Wednesday, 19 February 2014

Working on A Paddy Field

My plot is more like a paddy field than an allotment.  There is about four inches of water on most beds.  The fruit trees on my plot all survived the gales, the crab apple even had some tiny bunches of apples still on it.  I had left these on for the birds but I think the wind and rain made it difficult for the birds to eat them.  Usually they are eaten by February.  My shed is still standing but it needs painting as the wind and rain has worn away the protective coating on the wood.

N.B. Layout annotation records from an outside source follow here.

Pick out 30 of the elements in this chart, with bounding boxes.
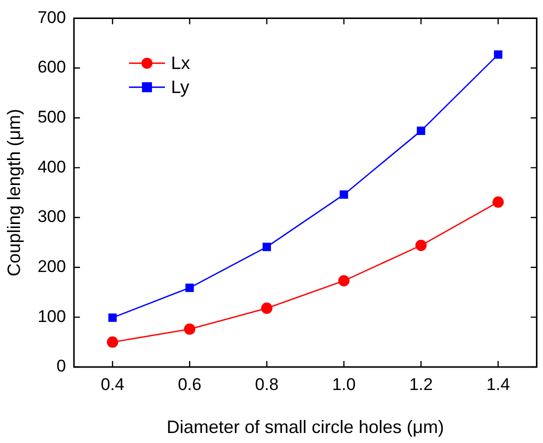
x-tick-label: 0.6	[178, 374, 202, 394]
y-tick-label: 200	[38, 257, 66, 276]
y-tick-label: 0	[56, 356, 66, 376]
point	[262, 242, 271, 252]
x-tick-label: 1.4	[486, 374, 510, 394]
y-tick-label: 500	[38, 108, 66, 127]
legend-label: Ly	[170, 77, 190, 98]
y-tick-label: 100	[38, 306, 66, 326]
point	[185, 284, 194, 292]
point	[106, 336, 118, 348]
y-axis-title: Coupling length (μm)	[4, 108, 24, 276]
point	[340, 190, 348, 199]
x-tick-label: 0.8	[254, 374, 279, 394]
point	[108, 313, 117, 322]
x-tick-label: 1.2	[409, 374, 433, 394]
y-tick-label: 400	[38, 157, 66, 176]
point	[416, 126, 426, 135]
y-tick-label: 600	[38, 58, 66, 77]
point	[184, 323, 196, 335]
point	[415, 240, 427, 252]
point	[261, 302, 272, 314]
y-tick-label: 300	[38, 207, 66, 226]
legend-label: Lx	[170, 53, 190, 74]
y-tick-label: 700	[38, 8, 66, 27]
x-axis-title: Diameter of small circle holes (μm)	[166, 417, 444, 438]
point	[492, 196, 504, 208]
x-tick-label: 1.0	[332, 374, 356, 394]
x-tick-label: 0.4	[100, 374, 124, 394]
point	[494, 50, 502, 59]
point	[338, 275, 350, 286]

I saw a couple of Queen Bumble bees out on Sunday I was pleased to see them but they were having to work hard to find food.  I am not going to empty the compost bins to raise the level of my beds yet as there will be creatures and insects sheltering in them.  The wild life must have been devastated and I was wonder how my lovely big worm will have survived.  However,worms obtain their oxygen through their moist skin and  do this through the air, but as water is H2O they can get oxygen just as well from water.  So they should be OK in the flooded beds

Kevin Butt from Lancaster University explain in a interview on the Naked Scientist Website:

Some people think that if a worm is buried and gets flooded, then they would seek to escape.  But they don't need to because they can get the oxygen they need from the water.  However, quite often we see earthworms on the soil surface or on pavements seemingly trying to escape from inundation of water.  Perhaps, it's not that, maybe it's something slightly different - that the animals are actually trying to make use of the moist conditions in order to move away from their burrows, if you like, to pastures new so that they can mate with individuals that are not closely related to themselves. 
So I can relax and stop worrying about the earthworms on my plot now it is flooded. They will survive! I will also let them wander to pastures new if the urge takes them.

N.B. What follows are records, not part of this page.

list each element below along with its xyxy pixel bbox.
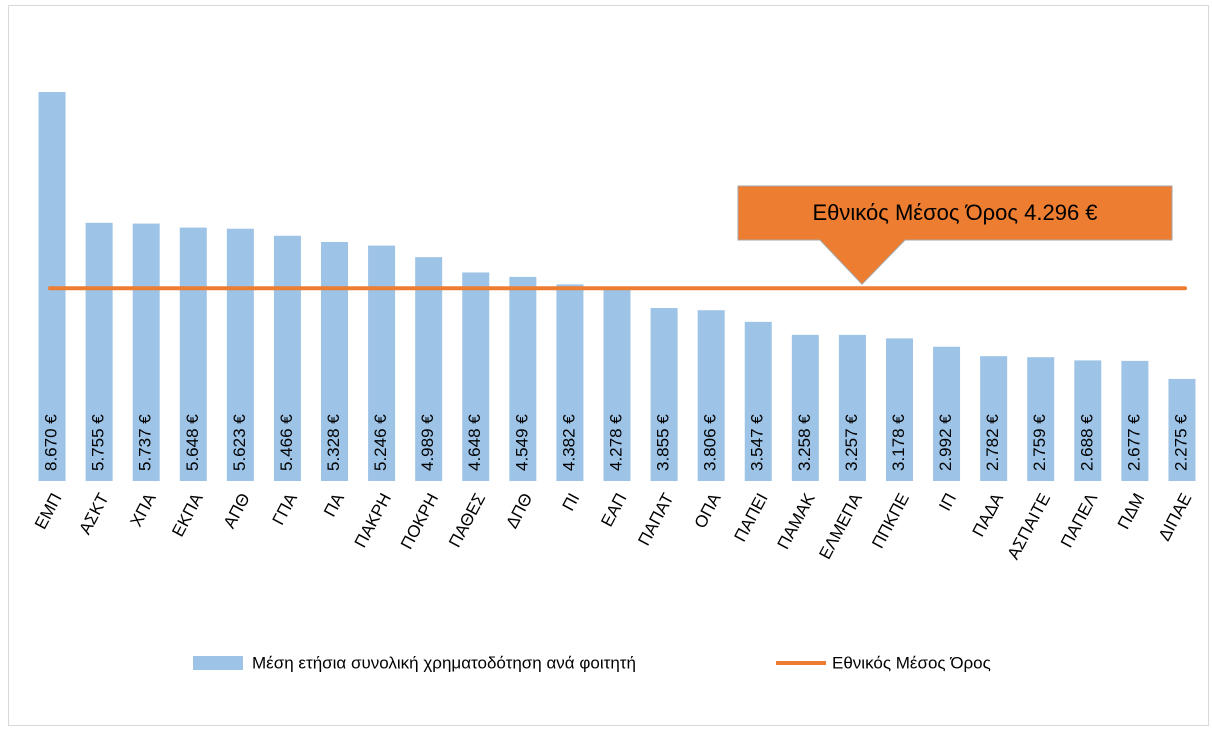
x-tick-label: ΠΑ [320,489,348,519]
data-label: 4.278 € [606,414,625,471]
x-tick-label: ΧΠΑ [126,489,159,529]
x-tick-label: ΔΙΠΑΕ [1155,490,1196,544]
bar [85,222,113,482]
data-label: 5.328 € [324,414,343,471]
x-tick-label: ΠΑΚΡΗ [351,490,395,551]
bar [273,235,301,481]
data-label: 5.246 € [371,414,390,471]
x-tick-label: ΠΟΚΡΗ [397,490,442,552]
data-label: 4.382 € [559,414,578,471]
bar [226,228,254,481]
x-tick-label: ΕΛΜΕΠΑ [815,489,866,562]
x-tick-label: ΕΚΠΑ [168,489,207,539]
data-label: 2.992 € [936,414,955,471]
bar [415,257,443,481]
x-tick-label: ΠΑΜΑΚ [774,489,819,552]
data-label: 3.257 € [842,414,861,471]
bar [697,310,725,481]
x-tick-label: ΙΠ [935,490,960,514]
bar [179,227,207,481]
legend-label: Εθνικός Μέσος Όρος [832,653,991,672]
data-label: 5.648 € [183,414,202,471]
callout-name: Εθνικός Μέσος Όρος [812,200,1018,225]
x-tick-label: ΠΑΘΕΣ [445,490,489,550]
x-tick-label: ΠΑΠΑΤ [634,490,677,549]
legend-label: Μέση ετήσια συνολική χρηματοδότηση ανά φ… [252,653,636,672]
data-label: 5.466 € [277,414,296,471]
bar [838,334,866,481]
bar [791,334,819,481]
data-label: 3.178 € [889,414,908,471]
x-tick-label: ΔΠΘ [502,490,536,531]
legend-swatch [193,656,243,670]
data-label: 2.688 € [1077,414,1096,471]
bar [132,223,160,482]
data-label: 3.806 € [701,414,720,471]
x-tick-label: ΕΜΠ [31,490,66,532]
data-label: 2.275 € [1171,414,1190,471]
data-label: 4.989 € [418,414,437,471]
x-tick-label: ΠΠΚΠΕ [868,490,913,551]
x-tick-label: ΠΑΠΕΙ [731,490,772,545]
bar [556,284,584,481]
bar [650,308,678,481]
bar [321,241,349,481]
x-tick-label: ΠΔΜ [1114,490,1149,532]
data-label: 2.759 € [1030,414,1049,471]
x-tick-label: ΠΑΠΕΛ [1057,490,1102,551]
x-tick-label: ΓΠΑ [269,489,302,528]
callout-text: Εθνικός Μέσος Όρος 4.296 € [812,200,1097,225]
data-label: 3.855 € [654,414,673,471]
bar [462,272,490,481]
data-label: 8.670 € [42,414,61,471]
callout-box [737,185,1173,285]
x-tick-label: ΑΠΘ [220,490,254,531]
data-label: 2.677 € [1124,414,1143,471]
x-tick-label: ΕΑΠ [597,490,630,530]
data-label: 5.623 € [230,414,249,471]
x-tick-label: ΠΑΔΑ [969,489,1008,539]
data-label: 3.547 € [748,414,767,471]
data-label: 4.549 € [512,414,531,471]
bar [1074,360,1102,481]
callout-value: 4.296 € [1024,200,1097,225]
data-label: 5.755 € [89,414,108,471]
bar [885,338,913,481]
bar [744,321,772,481]
x-tick-label: ΠΙ [559,490,584,514]
chart-border [8,5,1209,726]
bar [1027,357,1055,481]
data-label: 4.648 € [465,414,484,471]
data-label: 3.258 € [795,414,814,471]
data-label: 2.782 € [983,414,1002,471]
bar [980,356,1008,481]
bar [509,276,537,481]
x-tick-label: ΟΠΑ [691,489,725,531]
bar [1168,378,1196,481]
bar [603,289,631,481]
data-label: 5.737 € [136,414,155,471]
bar [1121,360,1149,481]
x-tick-label: ΑΣΠΑΙΤΕ [1004,490,1055,562]
bar [933,346,961,481]
bar [368,245,396,481]
x-tick-label: ΑΣΚΤ [75,490,112,537]
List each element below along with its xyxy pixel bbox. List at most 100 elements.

This week I intend to work on projects that I can complete round the edges of my plot, building and arch over one of the entrances to my plot.   Putting in 5 foot stakes and supporting wires for my loganberry which is growing and growing.  I planted it February last year and it is looking healthy and ready to crop well this year.  I am also finishing my willow hoop fence which will support and frame my dog rose hedge.

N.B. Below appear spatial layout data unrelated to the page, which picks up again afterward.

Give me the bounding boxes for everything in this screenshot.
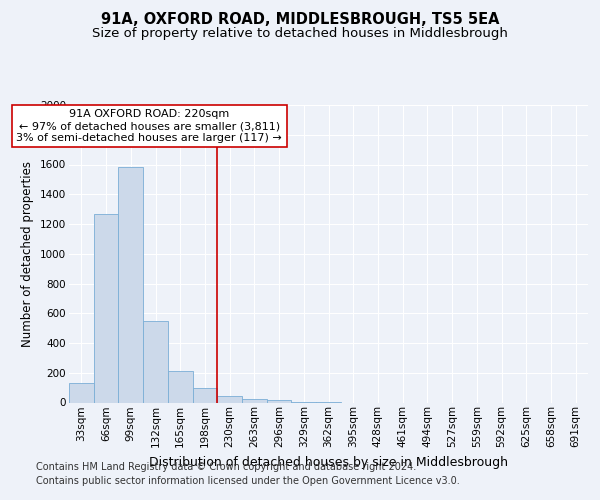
Bar: [94, 214, 118, 402]
X-axis label: Distribution of detached houses by size in Middlesbrough: Distribution of detached houses by size …: [149, 456, 508, 468]
Bar: [242, 399, 267, 402]
Bar: [168, 370, 193, 402]
Text: Size of property relative to detached houses in Middlesbrough: Size of property relative to detached ho…: [92, 28, 508, 40]
Y-axis label: Number of detached properties: Number of detached properties: [22, 161, 34, 347]
Text: 91A, OXFORD ROAD, MIDDLESBROUGH, TS5 5EA: 91A, OXFORD ROAD, MIDDLESBROUGH, TS5 5EA: [101, 12, 499, 28]
Text: 91A OXFORD ROAD: 220sqm
← 97% of detached houses are smaller (3,811)
3% of semi-: 91A OXFORD ROAD: 220sqm ← 97% of detache…: [16, 110, 282, 142]
Bar: [143, 320, 168, 402]
Text: Contains HM Land Registry data © Crown copyright and database right 2024.: Contains HM Land Registry data © Crown c…: [36, 462, 416, 472]
Bar: [267, 400, 292, 402]
Text: Contains public sector information licensed under the Open Government Licence v3: Contains public sector information licen…: [36, 476, 460, 486]
Bar: [217, 396, 242, 402]
Bar: [193, 388, 217, 402]
Bar: [69, 383, 94, 402]
Bar: [118, 168, 143, 402]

My potatoes are now chitting in egg boxes in the dinning room ready to plant next month  when the soil has warmed up and dried out.  What I may do is sandwich them between compost and then put a further mulch of well rotted manure  5/10 cm - 2 to four inches on top.  This a method Charles Dowding recommended in his book Organic Gardening:
This gives a higher yield and results in fewer slugs and keeps the tubers white.
I received a packet of annual flowers as gift last year and I sowed them in late September, I have 50 or more  plants now and do not know quite what to do with them, they have grown really well, but I now need the space for sowing vegetables, herbs and flowers.  They are now out ot the greenhouse, with fleece ready to cover them in case of frost.  I  have heartease, and white campions plants  ready to go out but even in my garden the soil is too wet and very cold.  So they will have to be nursed along for a while yet.

There is plenty to do at my plot and in my garden but grey days do not inspire me to go out for too long. However, Spring is here my daffodils, violets, crocus and snowdrops tell me, and sunny warm days will return.